Je me lève en sachant déjà ce que je vais trouver dans l’armoire à jeu : de la déception mal empilée. Premièrement, les rongeurs ont épargné Jour de Paye. Ensuite, pas question de jouer à Twister, pour des raisons évidentes de santé mentale. Risk? Pourquoi gaspiller deux heures pour déclencher une guerre fratricide quand deux minutes suffisent? Notre seul paquet de cartes en a 47 dont 3 de UNO pis dans Clue, le colonel Moutarde a été déchiqueté par une souris dans la chambre d’amis.

Je referme la porte sur nos espoirs quand ma mère lance un improbable : « Pis si on s’inventait un jeu? » L’idée était tellement absurde qu’elle a fonctionné.

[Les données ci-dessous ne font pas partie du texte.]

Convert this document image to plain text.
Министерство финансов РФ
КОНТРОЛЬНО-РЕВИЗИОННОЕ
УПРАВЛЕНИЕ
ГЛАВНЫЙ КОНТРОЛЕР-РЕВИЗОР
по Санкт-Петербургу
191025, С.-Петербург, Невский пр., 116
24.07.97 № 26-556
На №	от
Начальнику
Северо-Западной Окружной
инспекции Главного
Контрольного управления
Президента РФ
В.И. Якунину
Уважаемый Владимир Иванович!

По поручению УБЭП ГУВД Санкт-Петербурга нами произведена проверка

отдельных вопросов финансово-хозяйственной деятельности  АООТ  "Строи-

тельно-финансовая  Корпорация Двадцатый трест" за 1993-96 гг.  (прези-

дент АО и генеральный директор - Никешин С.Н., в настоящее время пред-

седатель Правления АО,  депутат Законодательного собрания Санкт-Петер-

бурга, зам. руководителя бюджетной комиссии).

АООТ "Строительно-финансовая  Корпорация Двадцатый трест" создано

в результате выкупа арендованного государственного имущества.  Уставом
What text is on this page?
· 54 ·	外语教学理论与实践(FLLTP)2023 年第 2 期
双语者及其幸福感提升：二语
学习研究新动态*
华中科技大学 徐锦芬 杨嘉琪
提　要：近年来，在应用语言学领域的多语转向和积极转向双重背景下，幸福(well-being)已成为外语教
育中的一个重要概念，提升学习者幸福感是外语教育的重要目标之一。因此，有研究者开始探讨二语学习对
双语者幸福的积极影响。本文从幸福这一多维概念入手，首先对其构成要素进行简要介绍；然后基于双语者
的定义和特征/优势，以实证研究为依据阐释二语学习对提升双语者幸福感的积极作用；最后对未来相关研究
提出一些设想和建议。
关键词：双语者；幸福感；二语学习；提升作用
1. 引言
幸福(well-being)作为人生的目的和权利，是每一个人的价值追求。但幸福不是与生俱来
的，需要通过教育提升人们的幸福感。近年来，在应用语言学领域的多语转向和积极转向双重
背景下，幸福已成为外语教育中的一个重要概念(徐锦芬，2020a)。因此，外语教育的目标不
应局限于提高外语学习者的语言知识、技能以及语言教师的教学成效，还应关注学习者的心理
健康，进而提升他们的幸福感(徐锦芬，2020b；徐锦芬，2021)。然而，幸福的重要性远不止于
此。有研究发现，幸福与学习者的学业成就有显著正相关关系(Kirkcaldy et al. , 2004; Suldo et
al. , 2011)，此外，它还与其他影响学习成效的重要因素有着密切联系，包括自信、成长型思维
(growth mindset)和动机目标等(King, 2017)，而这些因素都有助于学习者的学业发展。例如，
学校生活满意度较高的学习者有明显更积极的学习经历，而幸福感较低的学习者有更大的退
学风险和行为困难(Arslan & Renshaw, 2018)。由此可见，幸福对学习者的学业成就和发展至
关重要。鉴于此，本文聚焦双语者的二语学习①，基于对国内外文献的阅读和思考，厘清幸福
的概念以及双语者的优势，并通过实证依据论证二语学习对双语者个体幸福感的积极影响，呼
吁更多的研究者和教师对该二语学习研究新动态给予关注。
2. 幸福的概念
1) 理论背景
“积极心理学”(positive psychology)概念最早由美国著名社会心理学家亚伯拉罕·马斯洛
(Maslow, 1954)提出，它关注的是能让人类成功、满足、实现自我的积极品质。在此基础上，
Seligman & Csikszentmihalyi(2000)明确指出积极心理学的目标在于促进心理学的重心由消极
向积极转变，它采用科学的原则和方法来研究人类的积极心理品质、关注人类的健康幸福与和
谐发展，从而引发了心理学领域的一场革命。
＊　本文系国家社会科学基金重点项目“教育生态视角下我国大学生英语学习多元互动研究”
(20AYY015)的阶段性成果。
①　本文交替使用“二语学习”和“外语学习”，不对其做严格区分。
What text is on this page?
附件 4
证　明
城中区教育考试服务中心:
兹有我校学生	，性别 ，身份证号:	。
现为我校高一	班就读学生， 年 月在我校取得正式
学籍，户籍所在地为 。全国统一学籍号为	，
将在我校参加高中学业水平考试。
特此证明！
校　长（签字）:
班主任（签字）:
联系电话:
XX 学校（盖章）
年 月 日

On a mélangé tous les jeux pis les règles. Aucune idée de qui a gagné ou comment pis c’est pas grave. Juste un souvenir familial inoubliable.

La vie est un jeu qu’il ne faut pas trop prendre au sérieux. Des fois, il manque des cartes, ou des morceaux, pis faut faire autre chose que ce qui est suggéré sur la boîte. Mais rien ne sera plus amusant que ce qu’on peut créer soi-même.